Discrete Variational Autoencoders: A Technical Overview

The paper presents a novel approach to training probabilistic models with discrete latent variables using the Variational Autoencoder (VAE) framework. Discrete latent variables are naturally suitable for datasets consisting of distinct classes, yet their training involves significant complexities, primarily due to the incompatibility of conventional backpropagation techniques with discrete values. This paper addresses this difficulty by integrating discrete variables with continuous latent variables, creating what the author terms discrete variational autoencoders (discrete VAEs).

Core Contributions

1. Hybrid Latent Structures: The proposed model amalgamates an undirected graphical component defined over discrete latent variables with directed continuous latent layers. The continuous layers model smooth manifold transformations, typical in natural data changes, whereas the discrete component efficiently handles distinct data classes.
2. Efficient Gradient Estimation: A significant contribution of this work is devising a method to allow backpropagation through discrete variables, albeit indirectly. The solution involves expanding into a continuous space via additional latent variables, enabling the use of the reparameterization trick—well-suited for continuous distributions—and thus allowing efficient training using the VAE methodology.
3. Hierarchical Approximating Posterior: The paper introduces a hierarchical structure within the approximating posterior to capture strong correlations in the posterior distribution induced by observing dataset elements. This complexity allows for a more robust and flexible model that can represent intricate data derivations, such as explaining-away effects.
4. Benchmark Performance: Discrete VAEs deliver competitive performance, outperforming many state-of-the-art methods on datasets like permutation-invariant MNIST, Omniglot, and Caltech-101 Silhouettes. The framework's efficacy is demonstrated through improved log-likelihood scores compared to various models, including deep belief networks and ladder variational autoencoders.

Numerical Results

On dynamically binarized MNIST, the discrete VAE achieves a test set log-likelihood of -80.15, markedly better than previous results like -82.90 (IWAE) and -81.74 (Ladder VAE). In the context of the static binarization, it attains -81.01, surpassing the Variational Gaussian Process's -81.32. These results substantiate the versatility and effectiveness of the hybrid approach in modeling datasets with inherent discrete class structures.

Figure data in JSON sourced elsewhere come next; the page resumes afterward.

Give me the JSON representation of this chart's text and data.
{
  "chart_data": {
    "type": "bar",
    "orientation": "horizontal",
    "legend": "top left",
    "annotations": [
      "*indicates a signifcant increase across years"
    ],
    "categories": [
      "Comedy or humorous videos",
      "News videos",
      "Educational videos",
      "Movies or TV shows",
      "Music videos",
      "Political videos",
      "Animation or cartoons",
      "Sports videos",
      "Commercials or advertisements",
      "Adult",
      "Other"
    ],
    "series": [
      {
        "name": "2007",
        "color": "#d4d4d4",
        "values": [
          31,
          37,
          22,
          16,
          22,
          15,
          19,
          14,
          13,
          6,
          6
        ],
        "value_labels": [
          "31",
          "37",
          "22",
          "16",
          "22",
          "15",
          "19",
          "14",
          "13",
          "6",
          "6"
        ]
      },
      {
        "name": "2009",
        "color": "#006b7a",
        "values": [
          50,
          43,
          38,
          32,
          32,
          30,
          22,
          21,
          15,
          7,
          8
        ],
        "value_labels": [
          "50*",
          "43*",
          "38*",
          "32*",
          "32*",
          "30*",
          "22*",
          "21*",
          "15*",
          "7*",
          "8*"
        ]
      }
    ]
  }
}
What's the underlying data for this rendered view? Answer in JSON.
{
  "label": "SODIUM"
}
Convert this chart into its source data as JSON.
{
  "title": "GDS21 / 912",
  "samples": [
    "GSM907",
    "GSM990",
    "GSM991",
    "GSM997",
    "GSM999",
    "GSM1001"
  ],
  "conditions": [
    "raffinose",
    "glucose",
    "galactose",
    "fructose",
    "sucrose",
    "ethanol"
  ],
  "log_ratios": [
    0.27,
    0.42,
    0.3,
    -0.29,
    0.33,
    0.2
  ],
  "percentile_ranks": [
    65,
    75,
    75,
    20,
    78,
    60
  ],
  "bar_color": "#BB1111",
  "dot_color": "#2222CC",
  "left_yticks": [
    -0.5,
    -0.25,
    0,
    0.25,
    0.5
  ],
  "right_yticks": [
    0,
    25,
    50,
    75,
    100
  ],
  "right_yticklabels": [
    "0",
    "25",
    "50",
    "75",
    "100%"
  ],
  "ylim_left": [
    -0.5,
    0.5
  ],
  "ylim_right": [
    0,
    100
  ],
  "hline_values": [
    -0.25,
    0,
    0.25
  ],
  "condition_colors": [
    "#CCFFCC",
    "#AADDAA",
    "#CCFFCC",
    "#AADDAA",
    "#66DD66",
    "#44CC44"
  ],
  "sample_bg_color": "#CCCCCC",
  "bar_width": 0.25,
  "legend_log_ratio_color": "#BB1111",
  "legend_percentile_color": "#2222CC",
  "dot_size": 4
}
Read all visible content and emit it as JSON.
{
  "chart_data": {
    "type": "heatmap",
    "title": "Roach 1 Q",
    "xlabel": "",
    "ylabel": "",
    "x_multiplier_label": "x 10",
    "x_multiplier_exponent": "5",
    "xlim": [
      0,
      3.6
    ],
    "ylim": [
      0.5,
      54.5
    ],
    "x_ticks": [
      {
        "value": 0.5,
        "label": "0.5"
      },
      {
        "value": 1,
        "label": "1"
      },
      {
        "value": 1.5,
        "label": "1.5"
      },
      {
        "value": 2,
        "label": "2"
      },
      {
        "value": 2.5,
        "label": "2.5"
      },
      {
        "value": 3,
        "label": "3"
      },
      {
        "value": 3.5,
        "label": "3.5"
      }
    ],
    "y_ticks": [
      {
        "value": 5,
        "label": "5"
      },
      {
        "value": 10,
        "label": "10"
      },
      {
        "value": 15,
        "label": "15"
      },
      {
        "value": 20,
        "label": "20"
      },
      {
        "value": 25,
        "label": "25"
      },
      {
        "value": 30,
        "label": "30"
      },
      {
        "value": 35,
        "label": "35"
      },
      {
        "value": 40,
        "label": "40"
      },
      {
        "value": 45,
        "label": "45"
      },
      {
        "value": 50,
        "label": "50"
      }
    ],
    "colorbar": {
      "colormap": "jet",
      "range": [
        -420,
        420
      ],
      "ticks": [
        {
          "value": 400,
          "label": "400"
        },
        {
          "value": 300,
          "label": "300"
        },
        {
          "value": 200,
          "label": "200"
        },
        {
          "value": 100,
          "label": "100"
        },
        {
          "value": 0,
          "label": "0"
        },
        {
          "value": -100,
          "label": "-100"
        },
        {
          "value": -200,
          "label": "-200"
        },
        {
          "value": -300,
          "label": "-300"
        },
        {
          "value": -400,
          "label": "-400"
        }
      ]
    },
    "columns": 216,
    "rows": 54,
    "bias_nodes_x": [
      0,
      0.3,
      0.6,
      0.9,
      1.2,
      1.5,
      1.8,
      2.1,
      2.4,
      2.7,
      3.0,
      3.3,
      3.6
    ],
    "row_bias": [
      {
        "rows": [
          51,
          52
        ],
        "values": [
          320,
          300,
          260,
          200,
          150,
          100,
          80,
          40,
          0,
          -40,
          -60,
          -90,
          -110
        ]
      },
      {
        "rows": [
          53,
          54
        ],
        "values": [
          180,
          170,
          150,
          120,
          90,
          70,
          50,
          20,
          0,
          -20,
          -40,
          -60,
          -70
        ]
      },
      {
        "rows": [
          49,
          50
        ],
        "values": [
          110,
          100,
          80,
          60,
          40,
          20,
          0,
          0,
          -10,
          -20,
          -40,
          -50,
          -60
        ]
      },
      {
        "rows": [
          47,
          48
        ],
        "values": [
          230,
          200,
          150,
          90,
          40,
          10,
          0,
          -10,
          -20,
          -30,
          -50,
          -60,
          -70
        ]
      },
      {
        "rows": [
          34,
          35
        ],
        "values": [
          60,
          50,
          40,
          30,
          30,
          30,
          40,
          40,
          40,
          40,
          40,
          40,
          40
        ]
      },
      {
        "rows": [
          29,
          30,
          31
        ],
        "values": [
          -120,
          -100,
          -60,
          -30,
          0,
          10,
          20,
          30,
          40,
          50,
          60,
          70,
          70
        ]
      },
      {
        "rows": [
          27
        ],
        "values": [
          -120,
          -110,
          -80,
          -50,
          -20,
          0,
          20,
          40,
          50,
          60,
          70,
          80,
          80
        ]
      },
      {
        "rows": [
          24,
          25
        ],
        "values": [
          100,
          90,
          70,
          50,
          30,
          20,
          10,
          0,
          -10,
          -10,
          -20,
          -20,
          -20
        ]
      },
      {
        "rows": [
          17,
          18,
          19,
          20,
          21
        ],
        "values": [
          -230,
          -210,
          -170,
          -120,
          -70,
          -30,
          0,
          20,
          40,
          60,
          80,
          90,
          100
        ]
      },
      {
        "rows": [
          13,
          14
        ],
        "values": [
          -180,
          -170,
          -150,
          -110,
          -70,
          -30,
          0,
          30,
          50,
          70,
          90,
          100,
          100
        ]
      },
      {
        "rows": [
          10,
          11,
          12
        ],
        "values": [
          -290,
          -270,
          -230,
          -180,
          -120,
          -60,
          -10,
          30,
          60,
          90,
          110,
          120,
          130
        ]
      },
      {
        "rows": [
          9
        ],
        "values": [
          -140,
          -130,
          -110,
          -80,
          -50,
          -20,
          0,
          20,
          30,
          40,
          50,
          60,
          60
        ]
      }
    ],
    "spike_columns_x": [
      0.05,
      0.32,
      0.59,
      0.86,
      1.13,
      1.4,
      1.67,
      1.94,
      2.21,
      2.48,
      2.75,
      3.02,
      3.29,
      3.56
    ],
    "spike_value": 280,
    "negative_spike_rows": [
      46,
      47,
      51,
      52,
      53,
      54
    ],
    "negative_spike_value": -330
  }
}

Theoretical and Practical Implications

The advancement here challenges the conventional boundary between discrete and continuous models, providing a framework where both can coexist harmoniously, leveraging the strengths of each to model complex data distributions. Practically, this could mean improved unsupervised learning capabilities in image processing, natural language processing, and beyond where data classes tend to involve discrete distinctions.

Theoretically, the paper invites further exploration of, and improvement upon, the integration of discrete and continuous systems within machine learning frameworks. Upcoming research could expand this methodology to more complex models and larger datasets, enhancing the scope of variational inference techniques.

Future Developments

Looking forward, the challenges of scalability and model complexity management will be crucial as discrete VAEs are applied to more diverse and larger datasets. Possible advancements include more sophisticated sampling methods to decrease convergence times further and implementing more efficient parameter-sharing techniques to handle extensive data types and classes.

In conclusion, this paper provides a methodically sound and numerically validated approach to incorporating discrete latent variables into the VAE framework, setting a foundation for future research into hybrid probabilistic models. This work aids in bridging a significant methodological gap, allowing discrete variables to be part of the highly effective VAE framework, paving the way for richer probabilistic models.